Apelidadas de “democratismos antidemocráticos”, essas eleições são consideradas nocivas ao interesse público, na medida em que servem a interesses de corporações, em conflito com o interesse da população.

Diferente do que acontece no Ministério Público Federal, a lista tríplice do MP de São Paulo é prevista em lei. O parecer de 1995 prevê alternativa quando o governador não recebe uma lista com três nomes. Nesse caso, ele teria o direito de preencher as vagas com qualquer um dos procuradores elegíveis do MP de São Paulo, e só depois fazer sua escolha.

A opinião técnica veio para resguardar o direito de escolha do chefe do executivo estadual, já que, na época, se cogitava a possibilidade de o MP de São Paulo indicar apenas um nome, constrangendo o governador.

Em 2020, a eleição teve dois candidatos. O vencedor foi o procurador Antonio Carlos da Ponte que recebeu os votos de 1.020 de seus colegas. O segundo colocado foi o ex-subprocurador-geral de Políticas Criminais do Ministério Público de São Paulo, Mario Luiz Sarrubbo, com 657 votos.

Não houve terceira candidatura, o que, em tese, faculta ao atual governador João Dória e possibilidade de completar a lista com um nome de sua escolha entre os pouco mais de 300 procuradores elegíveis para o cargo de procurador-geral de Justiça.

O pleito do MP-SP de 2020 foi marcado por um forte movimento pelo voto nulo pregado, preferencialmente, por grupos de WhatsApp de promotores e procuradores.

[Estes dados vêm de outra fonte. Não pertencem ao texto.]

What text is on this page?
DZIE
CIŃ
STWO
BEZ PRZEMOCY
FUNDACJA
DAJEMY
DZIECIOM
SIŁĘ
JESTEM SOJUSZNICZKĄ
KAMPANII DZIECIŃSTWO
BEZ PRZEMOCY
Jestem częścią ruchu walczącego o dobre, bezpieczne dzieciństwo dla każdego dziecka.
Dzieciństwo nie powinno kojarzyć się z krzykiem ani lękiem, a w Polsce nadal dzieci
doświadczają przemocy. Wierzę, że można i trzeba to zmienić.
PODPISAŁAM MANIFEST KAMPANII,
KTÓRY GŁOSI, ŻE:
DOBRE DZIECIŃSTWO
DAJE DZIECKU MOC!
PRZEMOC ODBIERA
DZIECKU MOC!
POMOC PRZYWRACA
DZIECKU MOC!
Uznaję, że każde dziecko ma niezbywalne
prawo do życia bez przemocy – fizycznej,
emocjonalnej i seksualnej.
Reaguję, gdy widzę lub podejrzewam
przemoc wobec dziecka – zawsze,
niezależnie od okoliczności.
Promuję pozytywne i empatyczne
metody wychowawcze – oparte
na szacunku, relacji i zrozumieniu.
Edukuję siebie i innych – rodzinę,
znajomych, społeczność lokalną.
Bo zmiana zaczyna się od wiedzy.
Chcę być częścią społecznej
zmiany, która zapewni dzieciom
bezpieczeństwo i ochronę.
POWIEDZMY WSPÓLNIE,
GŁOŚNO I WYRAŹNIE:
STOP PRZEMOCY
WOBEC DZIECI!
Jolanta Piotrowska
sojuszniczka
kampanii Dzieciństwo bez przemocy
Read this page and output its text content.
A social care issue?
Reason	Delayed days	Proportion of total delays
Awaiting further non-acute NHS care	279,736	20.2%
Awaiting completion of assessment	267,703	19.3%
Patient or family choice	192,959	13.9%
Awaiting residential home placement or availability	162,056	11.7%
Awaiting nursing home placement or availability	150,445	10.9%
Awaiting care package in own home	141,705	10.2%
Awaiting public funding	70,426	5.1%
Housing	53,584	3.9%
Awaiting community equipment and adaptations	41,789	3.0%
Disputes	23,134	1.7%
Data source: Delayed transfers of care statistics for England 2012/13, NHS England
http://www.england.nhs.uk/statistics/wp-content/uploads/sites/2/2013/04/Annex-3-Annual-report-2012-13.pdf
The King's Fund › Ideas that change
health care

Existe ainda outro fator que torna a nomeação do PGJ deste ano ainda mais relevante: as eleições municipais. O procurador-geral é responsável por aprovar os promotores eleitorais nas zonas eleitorais. O mandato do novo PGJ vai abarcar toda a fase de formação das coligações partidárias. Diante desse cenário, a responsabilidade do governador na nomeação é ainda maior.

Precedente inverso

Em 2013, o Tribunal de Justiça de São Paulo enfrentou uma questão inversa, na escolha do membro que preencheria o quinto constitucional. O caso foi parar no Conselho Nacional de Justiça.

O TJ-SP rejeitou por duas vezes a lista sêxtupla de integrantes do Ministério Público destinada ao preenchimento da vaga do quinto constitucional. Na ocasião, membros do Órgão Especial recusaram a lista sob o argumento de ela violou a tradição do TJ de só nomear procuradores para a vaga do MP.

O caso só foi decidido no CNJ, que acabou revogando a decisão do TJ-SP. “Agora, imagine o que aconteceria se eles não tivessem entregado uma lista completa”, comentou à ConJur um procurador que pediu para não ser identificado.